Time names protesters ‘Person of the Year’

Magazine honours all the protesters, inspired by the Arab Spring, who took to the streets in 2011 to demand change.

Time person of the year

From the Arab Spring to the Occupy Wall Street movement, “The Protester” has been named Time magazine’s 2011 “Person of the Year”.

The annual distinction is given to the person or thing that Time believes has most influenced culture and the news during the past year, for good or for ill.

They literally embodied the idea that individual action can bring collective, colossal change.”

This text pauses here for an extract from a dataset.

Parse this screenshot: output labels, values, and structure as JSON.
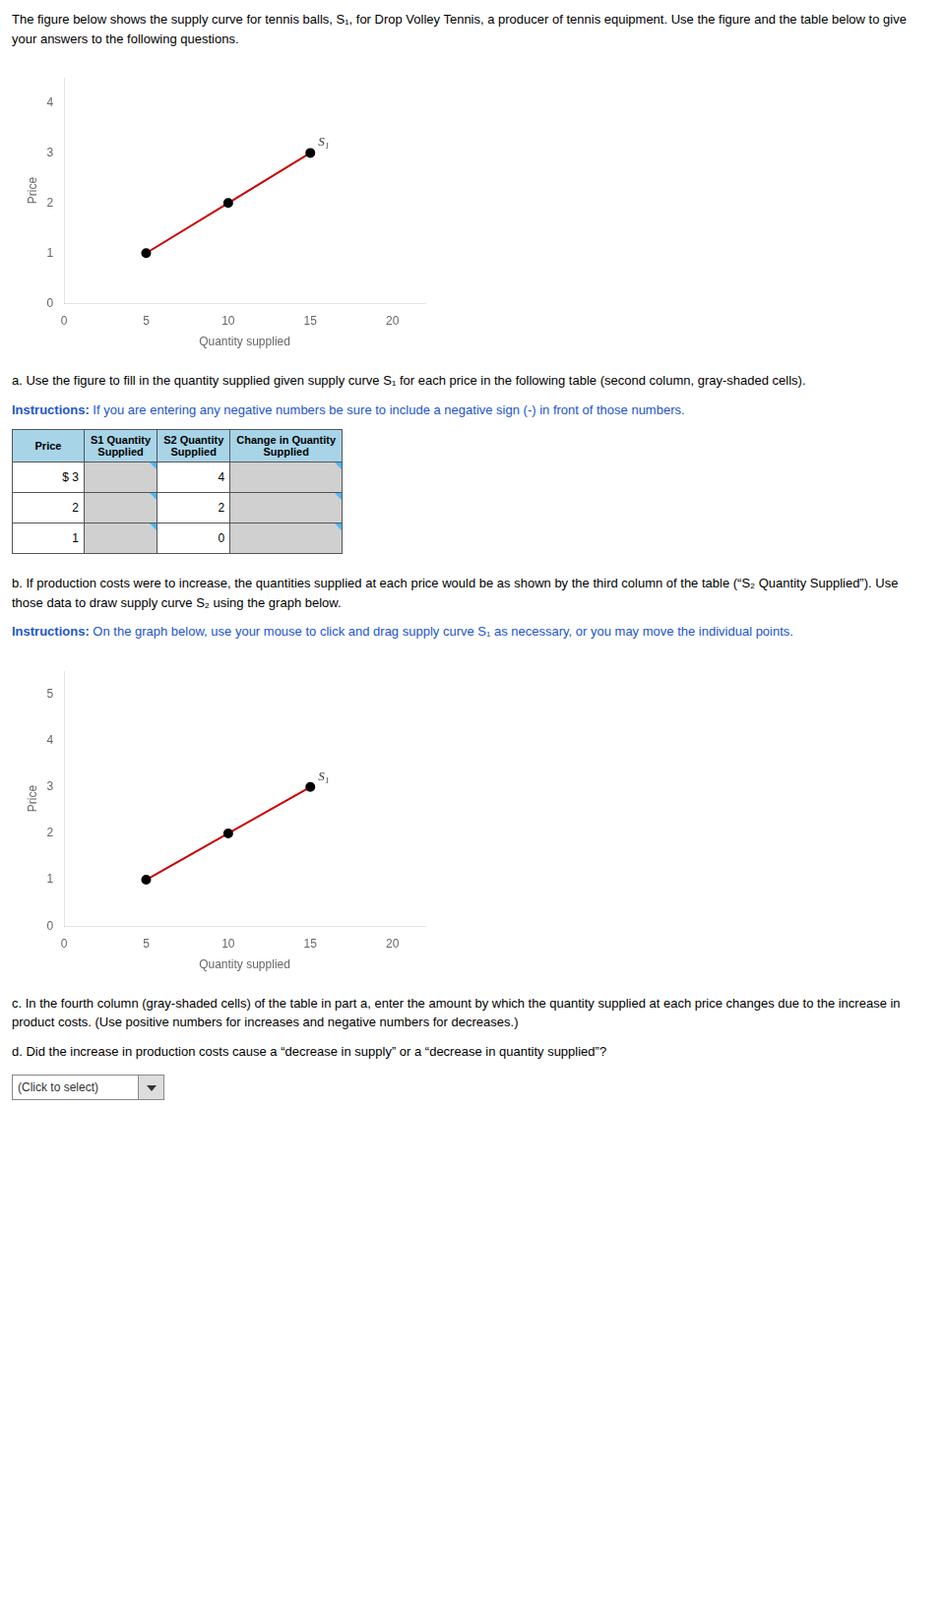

– Rick Stengel, Time Editor

“Is there a global tipping point for frustration? Everywhere, it seems, people said they’d had enough,” Time Editor Rick Stengel said in a statement on Wednesday.

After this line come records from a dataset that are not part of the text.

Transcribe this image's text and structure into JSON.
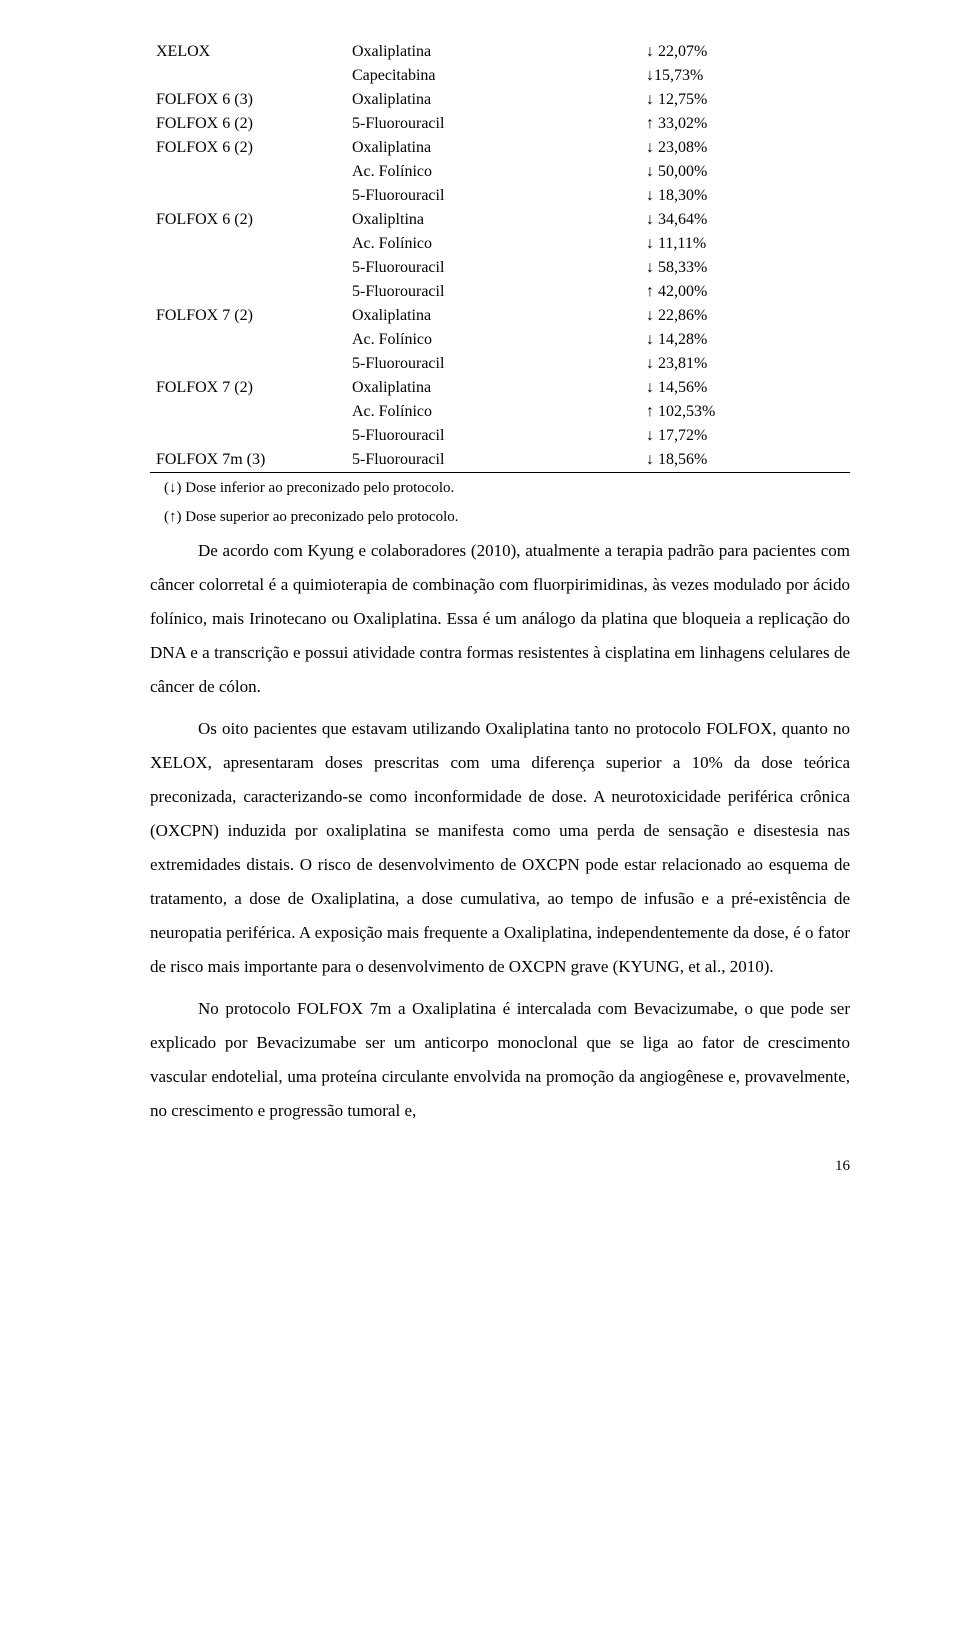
{
  "table": {
    "rows": [
      {
        "scheme": "XELOX",
        "drug": "Oxaliplatina",
        "pct": "↓ 22,07%"
      },
      {
        "scheme": "",
        "drug": "Capecitabina",
        "pct": "↓15,73%"
      },
      {
        "scheme": "FOLFOX 6 (3)",
        "drug": "Oxaliplatina",
        "pct": "↓ 12,75%"
      },
      {
        "scheme": "FOLFOX 6 (2)",
        "drug": "5-Fluorouracil",
        "pct": "↑ 33,02%"
      },
      {
        "scheme": "FOLFOX 6 (2)",
        "drug": "Oxaliplatina",
        "pct": "↓ 23,08%"
      },
      {
        "scheme": "",
        "drug": "Ac. Folínico",
        "pct": "↓ 50,00%"
      },
      {
        "scheme": "",
        "drug": "5-Fluorouracil",
        "pct": "↓ 18,30%"
      },
      {
        "scheme": "FOLFOX 6 (2)",
        "drug": "Oxalipltina",
        "pct": "↓ 34,64%"
      },
      {
        "scheme": "",
        "drug": "Ac. Folínico",
        "pct": "↓ 11,11%"
      },
      {
        "scheme": "",
        "drug": "5-Fluorouracil",
        "pct": "↓ 58,33%"
      },
      {
        "scheme": "",
        "drug": "5-Fluorouracil",
        "pct": "↑ 42,00%"
      },
      {
        "scheme": "FOLFOX 7 (2)",
        "drug": "Oxaliplatina",
        "pct": "↓ 22,86%"
      },
      {
        "scheme": "",
        "drug": "Ac. Folínico",
        "pct": "↓ 14,28%"
      },
      {
        "scheme": "",
        "drug": "5-Fluorouracil",
        "pct": "↓ 23,81%"
      },
      {
        "scheme": "FOLFOX 7 (2)",
        "drug": "Oxaliplatina",
        "pct": "↓ 14,56%"
      },
      {
        "scheme": "",
        "drug": "Ac. Folínico",
        "pct": "↑ 102,53%"
      },
      {
        "scheme": "",
        "drug": "5-Fluorouracil",
        "pct": "↓ 17,72%"
      },
      {
        "scheme": "FOLFOX 7m (3)",
        "drug": "5-Fluorouracil",
        "pct": "↓ 18,56%"
      }
    ]
  },
  "footnote_down": "(↓) Dose inferior ao preconizado pelo protocolo.",
  "footnote_up": "(↑) Dose superior ao preconizado pelo protocolo.",
  "p1": "De acordo com Kyung e colaboradores (2010), atualmente a terapia padrão para pacientes com câncer colorretal é a quimioterapia de combinação com fluorpirimidinas, às vezes modulado por ácido folínico, mais Irinotecano ou Oxaliplatina. Essa é um análogo da platina que bloqueia a replicação do DNA e a transcrição e possui atividade contra formas resistentes à cisplatina em linhagens celulares de câncer de cólon.",
  "p2": "Os oito pacientes que estavam utilizando Oxaliplatina tanto no protocolo FOLFOX, quanto no XELOX, apresentaram doses prescritas com uma diferença superior a 10% da dose teórica preconizada, caracterizando-se como inconformidade de dose. A neurotoxicidade periférica crônica (OXCPN) induzida por oxaliplatina se manifesta como uma perda de sensação e disestesia nas extremidades distais. O risco de desenvolvimento de OXCPN pode estar relacionado ao esquema de tratamento, a dose de Oxaliplatina, a dose cumulativa, ao tempo de infusão e a pré-existência de neuropatia periférica. A exposição mais frequente a Oxaliplatina, independentemente da dose, é o fator de risco mais importante para o desenvolvimento de OXCPN grave (KYUNG, et al., 2010).",
  "p3": "No protocolo FOLFOX 7m a Oxaliplatina é intercalada com Bevacizumabe, o que pode ser explicado por Bevacizumabe ser um anticorpo monoclonal que se liga ao fator de crescimento vascular endotelial, uma proteína circulante envolvida na promoção da angiogênese e, provavelmente, no crescimento e progressão tumoral e,",
  "page_number": "16"
}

“They dissented; they demanded; they did not despair, even when the answers came back in a cloud of tear gas or a hail of bullets. They literally embodied the idea that individual action can bring collective, colossal change,” he said.

On almost every continent, 2011 has seen an almost unprecedented rise in both peaceful and sometimes violent unrest and dissent.

Protesters in a lengthening list of countries including Israel, India, Chile, China, Britain, Spain and the United States all increasingly link their actions explicitly to the popular revolutions that have shaken up the Middle East.

Admiral William McRaven, head of US Special Operations Command and overall commander of the secret US mission into Pakistan that killed al-Qaeda leader Osama bin Laden, came in at second place on the Time list.

Chinese dissident artist Ai Weiwei, whose 81 day secret detention by authorities earlier this year sparked an international outcry, came in at number three, followed by US House of Representatives Budget Committee Chairman Paul Ryan.

Britain’s Duchess of Cambridge, Kate Middleton, who married Prince William in April, rounded out the Time short list.